Skip to content

Tokens

When a detector finds an entity, it doesn’t get replaced by a generic placeholder. Instead, TokenManager assigns a stable, numbered token:

Иван Петров → [Person_1]
ООО Ромашка → [Company_1]
i.petrov@example.com → [Email_1]

If Иван Петров appears five times in a document, all five occurrences become [Person_1]. A second person becomes [Person_2].

Why numbered tokens

AI tools reading the redacted document can still tell:

  • Which entities are the same (co-reference resolution preserved)
  • Which category each token belongs to (Person, Company, Tax_ID, …)
  • Where structural relationships hold ([Person_1] is the CEO of [Company_2])
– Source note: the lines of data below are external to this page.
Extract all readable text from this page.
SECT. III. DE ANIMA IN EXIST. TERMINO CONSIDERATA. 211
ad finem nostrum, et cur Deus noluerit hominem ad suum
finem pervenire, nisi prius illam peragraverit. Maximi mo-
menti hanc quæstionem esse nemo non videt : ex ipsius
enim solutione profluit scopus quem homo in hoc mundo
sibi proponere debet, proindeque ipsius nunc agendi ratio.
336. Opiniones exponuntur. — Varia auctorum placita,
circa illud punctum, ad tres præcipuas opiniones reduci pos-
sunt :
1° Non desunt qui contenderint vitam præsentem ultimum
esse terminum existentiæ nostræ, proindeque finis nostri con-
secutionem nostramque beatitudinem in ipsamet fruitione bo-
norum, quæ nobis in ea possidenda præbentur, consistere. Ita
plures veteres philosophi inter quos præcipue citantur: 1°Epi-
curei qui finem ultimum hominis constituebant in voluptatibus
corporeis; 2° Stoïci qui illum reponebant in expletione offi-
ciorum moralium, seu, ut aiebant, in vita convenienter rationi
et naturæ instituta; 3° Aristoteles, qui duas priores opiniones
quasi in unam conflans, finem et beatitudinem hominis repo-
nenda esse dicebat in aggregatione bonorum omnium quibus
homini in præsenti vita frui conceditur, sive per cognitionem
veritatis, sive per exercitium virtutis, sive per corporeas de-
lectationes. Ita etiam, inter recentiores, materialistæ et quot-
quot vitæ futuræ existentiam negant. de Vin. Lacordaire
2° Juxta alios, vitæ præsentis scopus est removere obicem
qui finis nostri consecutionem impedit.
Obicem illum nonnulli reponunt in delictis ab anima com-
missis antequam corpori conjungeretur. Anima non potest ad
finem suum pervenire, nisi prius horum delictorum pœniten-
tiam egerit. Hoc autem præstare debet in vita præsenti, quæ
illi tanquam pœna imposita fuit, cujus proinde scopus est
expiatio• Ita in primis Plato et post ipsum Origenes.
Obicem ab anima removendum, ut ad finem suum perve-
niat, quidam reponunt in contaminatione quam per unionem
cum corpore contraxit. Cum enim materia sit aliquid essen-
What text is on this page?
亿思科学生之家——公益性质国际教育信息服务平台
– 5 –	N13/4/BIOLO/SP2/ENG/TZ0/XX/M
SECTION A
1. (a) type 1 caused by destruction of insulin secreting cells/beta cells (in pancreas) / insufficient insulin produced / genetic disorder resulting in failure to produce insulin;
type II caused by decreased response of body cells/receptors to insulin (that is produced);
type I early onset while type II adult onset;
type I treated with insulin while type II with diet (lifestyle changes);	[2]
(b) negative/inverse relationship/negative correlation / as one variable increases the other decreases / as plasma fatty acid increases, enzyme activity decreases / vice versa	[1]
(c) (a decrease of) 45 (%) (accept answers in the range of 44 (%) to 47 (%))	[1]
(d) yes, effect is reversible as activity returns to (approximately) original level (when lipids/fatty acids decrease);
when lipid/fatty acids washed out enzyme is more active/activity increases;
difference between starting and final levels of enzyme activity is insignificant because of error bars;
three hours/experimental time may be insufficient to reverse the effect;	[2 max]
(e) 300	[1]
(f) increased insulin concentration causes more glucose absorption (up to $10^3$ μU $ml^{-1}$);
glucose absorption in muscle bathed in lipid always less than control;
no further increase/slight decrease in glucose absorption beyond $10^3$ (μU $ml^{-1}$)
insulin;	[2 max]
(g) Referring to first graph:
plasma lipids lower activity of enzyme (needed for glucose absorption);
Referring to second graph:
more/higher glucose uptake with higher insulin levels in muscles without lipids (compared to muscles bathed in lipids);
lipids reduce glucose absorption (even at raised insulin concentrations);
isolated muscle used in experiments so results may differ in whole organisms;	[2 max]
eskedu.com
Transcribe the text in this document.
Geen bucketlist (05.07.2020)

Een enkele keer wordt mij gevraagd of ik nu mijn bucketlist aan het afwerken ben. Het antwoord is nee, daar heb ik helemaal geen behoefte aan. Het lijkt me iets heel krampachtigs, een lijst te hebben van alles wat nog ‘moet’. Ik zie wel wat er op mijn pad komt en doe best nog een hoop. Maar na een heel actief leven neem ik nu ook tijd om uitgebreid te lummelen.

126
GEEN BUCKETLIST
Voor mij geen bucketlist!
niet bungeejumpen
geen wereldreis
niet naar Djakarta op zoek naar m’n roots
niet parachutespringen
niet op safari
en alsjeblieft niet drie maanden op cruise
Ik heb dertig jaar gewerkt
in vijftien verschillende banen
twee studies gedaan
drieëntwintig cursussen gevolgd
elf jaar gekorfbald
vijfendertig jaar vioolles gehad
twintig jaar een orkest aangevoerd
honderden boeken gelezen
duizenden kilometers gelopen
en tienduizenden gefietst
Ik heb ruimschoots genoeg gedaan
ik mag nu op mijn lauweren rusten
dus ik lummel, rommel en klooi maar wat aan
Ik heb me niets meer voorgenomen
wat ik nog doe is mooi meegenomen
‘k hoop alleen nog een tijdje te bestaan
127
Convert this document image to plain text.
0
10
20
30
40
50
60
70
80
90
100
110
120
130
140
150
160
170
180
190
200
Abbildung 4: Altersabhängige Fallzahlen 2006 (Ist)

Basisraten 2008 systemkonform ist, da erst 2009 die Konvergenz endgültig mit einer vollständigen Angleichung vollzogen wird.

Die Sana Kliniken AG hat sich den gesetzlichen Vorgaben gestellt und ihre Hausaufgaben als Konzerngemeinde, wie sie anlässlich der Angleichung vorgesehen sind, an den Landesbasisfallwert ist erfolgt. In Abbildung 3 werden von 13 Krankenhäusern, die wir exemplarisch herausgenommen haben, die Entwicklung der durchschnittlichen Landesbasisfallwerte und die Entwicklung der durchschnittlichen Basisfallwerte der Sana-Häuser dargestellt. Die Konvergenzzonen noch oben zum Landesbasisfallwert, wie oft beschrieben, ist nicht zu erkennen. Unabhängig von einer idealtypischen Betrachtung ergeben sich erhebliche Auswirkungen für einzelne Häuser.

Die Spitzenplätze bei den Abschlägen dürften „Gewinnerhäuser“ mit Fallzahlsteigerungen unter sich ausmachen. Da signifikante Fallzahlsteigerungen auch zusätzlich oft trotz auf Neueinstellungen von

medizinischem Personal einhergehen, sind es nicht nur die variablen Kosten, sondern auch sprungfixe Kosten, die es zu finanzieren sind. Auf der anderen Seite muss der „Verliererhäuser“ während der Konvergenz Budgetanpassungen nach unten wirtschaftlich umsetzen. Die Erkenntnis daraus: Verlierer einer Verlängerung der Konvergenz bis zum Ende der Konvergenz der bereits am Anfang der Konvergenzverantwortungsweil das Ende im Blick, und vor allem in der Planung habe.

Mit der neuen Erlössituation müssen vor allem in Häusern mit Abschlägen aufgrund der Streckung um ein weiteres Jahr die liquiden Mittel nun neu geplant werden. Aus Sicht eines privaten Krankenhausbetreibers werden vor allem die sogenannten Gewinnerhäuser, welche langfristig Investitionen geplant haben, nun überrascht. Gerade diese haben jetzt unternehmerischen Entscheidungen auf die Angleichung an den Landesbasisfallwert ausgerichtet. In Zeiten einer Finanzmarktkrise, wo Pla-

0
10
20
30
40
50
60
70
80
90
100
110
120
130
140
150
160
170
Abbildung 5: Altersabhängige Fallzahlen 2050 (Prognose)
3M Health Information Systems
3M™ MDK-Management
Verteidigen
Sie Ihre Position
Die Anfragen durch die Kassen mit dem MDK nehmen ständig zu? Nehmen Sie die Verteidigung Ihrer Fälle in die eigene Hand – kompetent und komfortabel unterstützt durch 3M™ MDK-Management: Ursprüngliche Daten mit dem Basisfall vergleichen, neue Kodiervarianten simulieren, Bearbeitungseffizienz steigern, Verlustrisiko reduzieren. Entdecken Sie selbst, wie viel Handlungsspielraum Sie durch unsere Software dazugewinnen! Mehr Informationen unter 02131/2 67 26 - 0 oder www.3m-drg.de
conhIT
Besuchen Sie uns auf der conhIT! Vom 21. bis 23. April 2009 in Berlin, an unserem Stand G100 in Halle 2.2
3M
A flat [REDACTED] would lose all of that.

Session vs cross-session

ScopeStable?
Within one anonymization runYes — same entity always gets the same number
Across two separate runs of the same documentNo — fresh numbering each time
Across runs of different documentsNo — independent numbering

This is by design. Cross-session stable tokens would require storing a mapping from real entity to token ID somewhere — that’s a PII leak vector. If you need to compare two redacted documents, run both in a single batch via the CLI.

Token format

[<Category>_<N>]
  • Category is one of Person, Company, Email, Phone, Tax_ID, IBAN, Card, Address, Date, IP, MAC, URL
  • N is a positive integer, starting from 1, unique within the category for that session

The brackets are part of the token. AI tools should treat the whole bracketed expression as a single opaque term.